Euro clearing has hit the headlines in recent days, but what is it and why is it so important to the City of London? We've answered all your questions...
Clearing is the process through which financial transactions are settled, between the pledge of a payment and the payment itself. Euro clearing refers to the clearing of euro-based transactions.
The clearing of euro-denominated derivatives, in particular, is big business for the City of London, which dominates an estimated 70 per cent of the market.
EY research for the London Stock Exchange has estimated up to 83,000 City jobs could be at risk if it is dragged out of London.
The European Central Bank (ECB) failed in 2015 in an attempt to require big clearing houses to leave London for the Eurozone. The EU General Court ruled against the ECB after a three-year battle.
However, the UK’s Brexit vote last summer immediately reignited the issue, with politicians including then-French President Francois Hollande calling for it to be moved on to the bloc.

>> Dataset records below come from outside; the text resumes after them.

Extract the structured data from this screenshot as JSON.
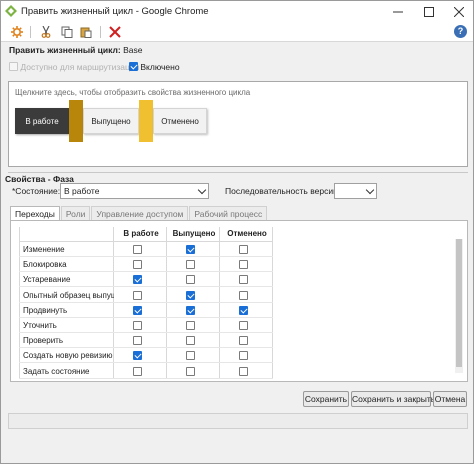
{
  "window": {
    "title": "Править жизненный цикл - Google Chrome",
    "controls": [
      "minimize-icon",
      "maximize-icon",
      "close-icon"
    ]
  },
  "toolbar": {
    "icons": [
      "gear-icon",
      "cut-icon",
      "copy-icon",
      "paste-icon",
      "delete-icon"
    ]
  },
  "lifecycle": {
    "label": "Править жизненный цикл:",
    "name": "Base",
    "routing_label": "Доступно для маршрутизации",
    "routing_checked": false,
    "enabled_label": "Включено",
    "enabled_checked": true
  },
  "canvas": {
    "hint": "Щелкните здесь, чтобы отобразить свойства жизненного цикла",
    "phases": [
      {
        "label": "В работе",
        "color": "#3b3b3b",
        "text_color": "#ffffff"
      },
      {
        "label": "Выпущено",
        "color": "#f2f2f2",
        "text_color": "#222222"
      },
      {
        "label": "Отменено",
        "color": "#f2f2f2",
        "text_color": "#222222"
      }
    ],
    "connector_colors": [
      "#b8860b",
      "#f0c030"
    ]
  },
  "phase_props": {
    "group_label": "Свойства - Фаза",
    "state_label": "*Состояние:",
    "state_value": "В работе",
    "version_seq_label": "Последовательность версий:",
    "version_seq_value": ""
  },
  "tabs": [
    {
      "label": "Переходы",
      "active": true
    },
    {
      "label": "Роли",
      "active": false
    },
    {
      "label": "Управление доступом",
      "active": false
    },
    {
      "label": "Рабочий процесс",
      "active": false
    }
  ],
  "transitions": {
    "columns": [
      "В работе",
      "Выпущено",
      "Отменено"
    ],
    "rows": [
      {
        "label": "Изменение",
        "values": [
          false,
          true,
          false
        ]
      },
      {
        "label": "Блокировка",
        "values": [
          false,
          false,
          false
        ]
      },
      {
        "label": "Устаревание",
        "values": [
          true,
          false,
          false
        ]
      },
      {
        "label": "Опытный образец выпуще",
        "values": [
          false,
          true,
          false
        ]
      },
      {
        "label": "Продвинуть",
        "values": [
          true,
          true,
          true
        ]
      },
      {
        "label": "Уточнить",
        "values": [
          false,
          false,
          false
        ]
      },
      {
        "label": "Проверить",
        "values": [
          false,
          false,
          false
        ]
      },
      {
        "label": "Создать новую ревизию",
        "values": [
          true,
          false,
          false
        ]
      },
      {
        "label": "Задать состояние",
        "values": [
          false,
          false,
          false
        ]
      }
    ]
  },
  "buttons": {
    "save": "Сохранить",
    "save_close": "Сохранить и закрыть",
    "cancel": "Отмена"
  }
}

The European Commission announced a consultation on the topic last month before laying out its proposals yesterday.
Other European cities and their own clearing houses. Namely: Paris and Euronext, and Frankfurt and Deutsche Boerse.
The London Stock Exchange has strongly warned against any relocation policy. But the group yesterday insisted it is “well positioned to continue to provide a seamless service to all its customers”.
The LSE and others have warned that relocation will be costly to banks, as clearing house customers, which will see their collateral costs increased.